Can someone elaborate?
Solution 1:
When you use aggregate initializers (initializers in {}) in the "traditional" ANSI C language (C89/90), you have to supply an individual initializer for each structure member in order, beginning with the first. For example
struct S { int a, b, c, d; };
struct S s = { 1, 2, 3, 4 };
/* 1 for `s.a`, 2 for `s.b` and so on... */
You are not required to specify initializers for all members, i.e. you can stop at any time (remaining members will be zero-initialized).
If for some reason you only cared to explicitly initialize the third member of the structure, you had to supply "dummy" explicit initializers for the first and the second members (just to get to the desired third)
/* We only care to explicitly initialize `s.c` */
struct S s = { 0, 0, 3 };
/* but we have to explicitly initialize `s.a` and `s.b` as well */
or abandon specific initialization entirely (likely replacing it with generic = { 0 }) and use a subsequent assignment to specific members
struct S s = { 0 };
s.c = 3;
One notable benefit of this assignment-based approach is that it is independent from the position of member c in the declaration of struct S.
The new specification of C language (C99) allows you to use "tagged" initializers by supplying the desired member name within the {}
struct S s = { .c = 3 };
That way you only explicitly initialize the desired member(s) (and have the compiler to zero-initialize the rest). This not only saves you some typing but also makes the aggregate initializers independent from the order in which the members are specified in the struct type declaration.

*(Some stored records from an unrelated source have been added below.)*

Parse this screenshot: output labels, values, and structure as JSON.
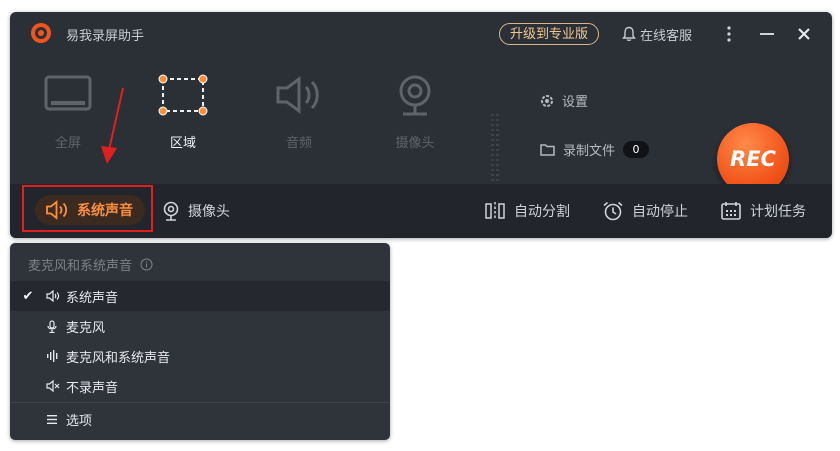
{
  "app": {
    "title": "易我录屏助手",
    "upgrade_label": "升级到专业版",
    "support_label": "在线客服",
    "brand_color": "#f2551a"
  },
  "modes": [
    {
      "label": "全屏",
      "icon": "monitor-icon",
      "active": false
    },
    {
      "label": "区域",
      "icon": "region-select-icon",
      "active": true
    },
    {
      "label": "音频",
      "icon": "speaker-icon",
      "active": false
    },
    {
      "label": "摄像头",
      "icon": "webcam-icon",
      "active": false
    }
  ],
  "side": {
    "settings_label": "设置",
    "files_label": "录制文件",
    "files_count": "0"
  },
  "rec_label": "REC",
  "bottombar": {
    "system_sound_label": "系统声音",
    "camera_label": "摄像头",
    "auto_split_label": "自动分割",
    "auto_stop_label": "自动停止",
    "schedule_label": "计划任务"
  },
  "menu": {
    "header": "麦克风和系统声音",
    "items": [
      {
        "label": "系统声音",
        "icon": "speaker-icon",
        "selected": true
      },
      {
        "label": "麦克风",
        "icon": "microphone-icon",
        "selected": false
      },
      {
        "label": "麦克风和系统声音",
        "icon": "waveform-icon",
        "selected": false
      },
      {
        "label": "不录声音",
        "icon": "mute-icon",
        "selected": false
      }
    ],
    "options_label": "选项"
  }
}
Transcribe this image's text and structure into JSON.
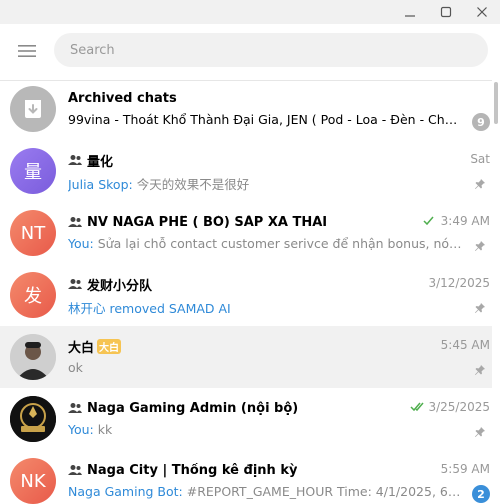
{
  "window": {
    "controls": [
      "minimize",
      "maximize",
      "close"
    ]
  },
  "header": {
    "search_placeholder": "Search"
  },
  "colors": {
    "accent": "#2f8ad8",
    "avatar_purple": "#8f6fe8",
    "avatar_red": "#ef6a5a",
    "check_green": "#4fae4e",
    "unread_grey": "#b5b5b5",
    "unread_blue": "#3a8fd9"
  },
  "chats": [
    {
      "name": "Archived chats",
      "preview": "99vina - Thoát Khổ Thành Đại Gia, JEN ( Pod - Loa - Đèn - Chuyể…",
      "unread": "9",
      "avatar_icon": "archive-icon"
    },
    {
      "name": "量化",
      "avatar_text": "量",
      "time": "Sat",
      "sender": "Julia Skop:",
      "preview": " 今天的效果不是很好",
      "group": true,
      "pinned": true
    },
    {
      "name": "NV NAGA PHẾ ( BỎ) SẮP XA THẢI",
      "avatar_text": "NT",
      "time": "3:49 AM",
      "status_icon": "double-check-icon",
      "sender": "You:",
      "preview": " Sửa lại chỗ contact customer serivce để nhận bonus, nó aut…",
      "group": true,
      "pinned": true
    },
    {
      "name": "发财小分队",
      "avatar_text": "发",
      "time": "3/12/2025",
      "preview_service": "林开心 removed SAMAD AI",
      "group": true,
      "pinned": true
    },
    {
      "name": "大白",
      "name_badge": "大白",
      "time": "5:45 AM",
      "preview": "ok",
      "pinned": true,
      "avatar_icon": "person-photo"
    },
    {
      "name": "Naga Gaming Admin (nội bộ)",
      "time": "3/25/2025",
      "status_icon": "double-check-icon",
      "sender": "You:",
      "preview": " kk",
      "group": true,
      "pinned": true,
      "avatar_icon": "naga-logo"
    },
    {
      "name": "Naga City | Thống kê định kỳ",
      "avatar_text": "NK",
      "time": "5:59 AM",
      "sender": "Naga Gaming Bot:",
      "preview": " #REPORT_GAME_HOUR Time: 4/1/2025, 6:00:00…",
      "unread": "2",
      "group": true
    }
  ]
}
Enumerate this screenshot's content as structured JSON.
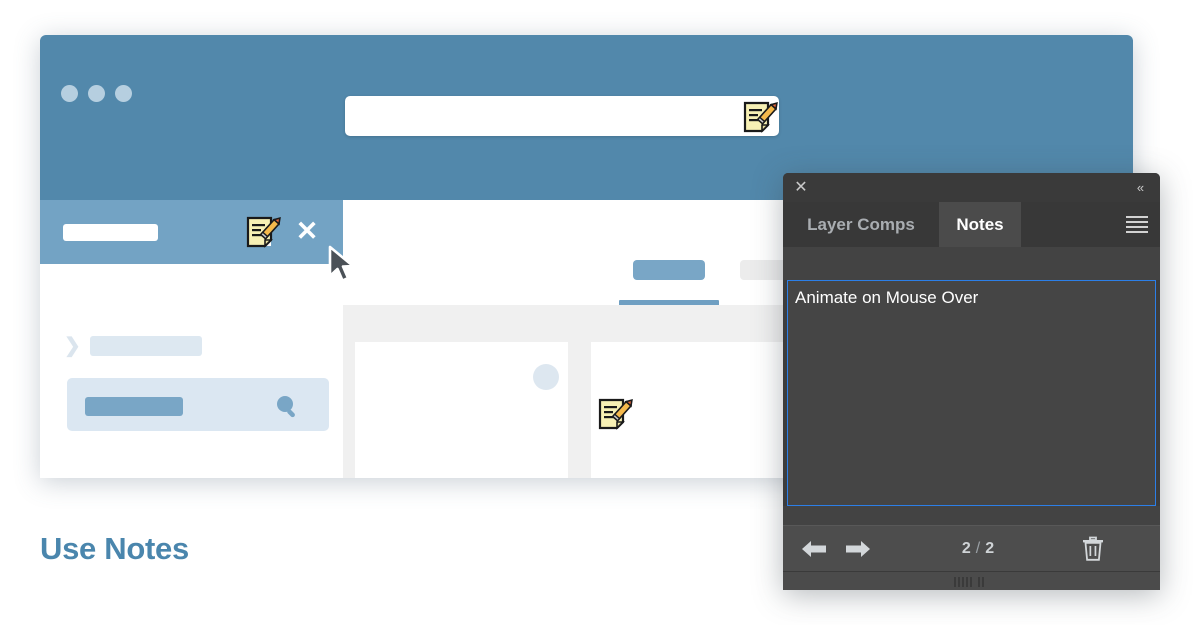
{
  "caption": {
    "text": "Use Notes",
    "color": "#4a86ad"
  },
  "app_window": {
    "traffic_lights": [
      "window-dot-close",
      "window-dot-minimize",
      "window-dot-zoom"
    ],
    "titlebar_color": "#5288ab",
    "search": {
      "value": "",
      "placeholder": ""
    },
    "search_note_icon": "note-pencil-icon",
    "sub_bar": {
      "title_placeholder": "",
      "note_icon": "note-pencil-icon",
      "close_label": "✕"
    },
    "sidebar": {
      "rows": [
        {
          "icon": "chevron-right-icon",
          "label": ""
        },
        {
          "icon": "chevron-right-icon",
          "label": ""
        }
      ],
      "selected_row": {
        "label": "",
        "icon": "search-magnifier-icon"
      }
    },
    "content": {
      "tabs": [
        {
          "label": "",
          "active": true
        },
        {
          "label": "",
          "active": false
        }
      ],
      "cards": [
        "",
        "",
        ""
      ],
      "canvas_note_icon": "note-pencil-icon"
    }
  },
  "notes_panel": {
    "titlebar": {
      "close_label": "✕",
      "collapse_label": "«"
    },
    "tabs": [
      {
        "label": "Layer Comps",
        "active": false
      },
      {
        "label": "Notes",
        "active": true
      }
    ],
    "menu_icon": "hamburger-menu-icon",
    "note": {
      "text": "Animate on Mouse Over",
      "placeholder": ""
    },
    "footer": {
      "prev_icon": "arrow-left-icon",
      "next_icon": "arrow-right-icon",
      "current_page": "2",
      "separator": "/",
      "total_pages": "2",
      "delete_icon": "trash-icon"
    },
    "colors": {
      "panel_bg": "#3d3d3d",
      "active_tab_bg": "#4b4b4b",
      "textarea_bg": "#454545",
      "focus_border": "#2c7fe8",
      "footer_bg": "#4d4d4d"
    }
  },
  "cursor": {
    "icon": "mouse-arrow-cursor"
  }
}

Aggregate initializers, as you probably know, can be used with arrays, too. And C99 supports "tagged" initialization with arrays as well. How the "tags" look in case of an array is illustrated by the following example
int a[10] = { [5] = 3 };
/* `a[5]` is initialized with 3, the rest of `a` is zero-initialized */
It is worth noting one more time that C language continues to stick to the "all or nothing" approach to aggregate initialization: if you specify an explicit initializer for just one (or some) members of a struct or an array, the whole aggregate gets initialized, and the members without explicit initializers get zero-initialized.
Solution 2:
You're using the names of the members of the structure to initialise the structure. i.e. each member initialisation is "tagged" with that member's name.
Solution 3:
Another benefit worth mention regarding this type of initialization is that it allows the reordering of structure members, which in some cases, can make performance improvements by, for instance ,placing pointers to frequently accessed members in the same hardware cache line.